Russo nodded. “And at eight. We’re being watched.”
Crouch folded the map. “We’re twenty feet from the cathedral. Can we make it?”
“If that’s around eight meters,” Healey again showed his youth, this time on purpose, “then I think we can.”
Alicia dropped to one knee and drew her weapon. “Then go,” she muttered. And then, loudly, she called, “Show yourselves, boys. Best to stay on my good side.”
As the team headed rapidly for the dark, open doorway, Alicia saw three men leap out into the open. Instantly, she registered they carried weapons, and opened fire. Distance affected her aim and the bullets shot wide, but still caused enough consternation to give her a little more time.
She backed up, following her team.
Russo spun at the cathedral entrance and squeezed off a few more shots. More men appeared among the trees. Alicia quickly counted five before joining Russo.
“Why an ambush?”
The big soldier shrugged. “Maybe they were waiting for us to find something. Maybe we saw ’em sooner than we should. We need to—”

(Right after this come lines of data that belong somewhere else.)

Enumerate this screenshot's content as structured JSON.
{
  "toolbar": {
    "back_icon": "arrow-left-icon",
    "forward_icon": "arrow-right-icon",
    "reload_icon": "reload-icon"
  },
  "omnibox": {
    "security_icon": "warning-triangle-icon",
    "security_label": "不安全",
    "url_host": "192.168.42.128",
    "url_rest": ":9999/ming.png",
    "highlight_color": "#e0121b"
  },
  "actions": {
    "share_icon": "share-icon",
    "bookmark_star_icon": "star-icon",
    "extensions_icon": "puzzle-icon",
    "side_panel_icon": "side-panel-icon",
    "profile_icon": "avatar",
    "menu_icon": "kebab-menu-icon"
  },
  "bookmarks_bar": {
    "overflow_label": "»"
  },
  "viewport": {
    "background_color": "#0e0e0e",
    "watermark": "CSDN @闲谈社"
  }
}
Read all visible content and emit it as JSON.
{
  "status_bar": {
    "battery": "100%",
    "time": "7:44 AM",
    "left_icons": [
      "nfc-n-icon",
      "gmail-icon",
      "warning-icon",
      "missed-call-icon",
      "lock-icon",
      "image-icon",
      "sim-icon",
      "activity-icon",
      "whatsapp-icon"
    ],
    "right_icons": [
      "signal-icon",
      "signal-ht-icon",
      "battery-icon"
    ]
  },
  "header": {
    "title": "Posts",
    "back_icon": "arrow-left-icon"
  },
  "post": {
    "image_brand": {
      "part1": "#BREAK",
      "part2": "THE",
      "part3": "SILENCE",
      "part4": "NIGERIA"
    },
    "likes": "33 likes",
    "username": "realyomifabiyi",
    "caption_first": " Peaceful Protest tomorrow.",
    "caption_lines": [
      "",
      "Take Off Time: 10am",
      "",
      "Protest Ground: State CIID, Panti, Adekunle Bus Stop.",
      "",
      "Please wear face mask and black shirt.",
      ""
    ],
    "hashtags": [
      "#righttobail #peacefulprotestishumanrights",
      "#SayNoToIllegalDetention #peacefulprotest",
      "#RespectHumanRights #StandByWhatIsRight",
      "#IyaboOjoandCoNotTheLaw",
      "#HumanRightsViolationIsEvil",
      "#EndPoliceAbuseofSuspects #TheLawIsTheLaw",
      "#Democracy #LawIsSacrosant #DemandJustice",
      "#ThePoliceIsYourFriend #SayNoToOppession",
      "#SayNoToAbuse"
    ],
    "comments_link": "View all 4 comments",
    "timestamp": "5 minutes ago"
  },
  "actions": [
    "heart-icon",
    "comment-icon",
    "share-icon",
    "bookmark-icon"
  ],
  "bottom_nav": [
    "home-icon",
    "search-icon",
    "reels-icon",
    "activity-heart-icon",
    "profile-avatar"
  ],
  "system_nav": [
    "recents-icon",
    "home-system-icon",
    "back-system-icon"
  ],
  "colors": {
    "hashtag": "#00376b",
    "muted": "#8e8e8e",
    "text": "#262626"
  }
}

Crouch’s yell of warning cut him off. “More here!”
“Crap.” Alicia bypassed Russo, leaving him on guard at the door, and headed inside. The cathedral smelled of age and mold, heat and dark places. The alcoves were covered in cobwebs. Steady rays of sunlight beamed through the open windows above, a golden latticework, shot through with dust motes. She could already see the building’s far exit and Crouch leaning against an ancient wall as three men picked themselves up from the floor ahead. They carried shovels and backpacks, flashlights and pistols.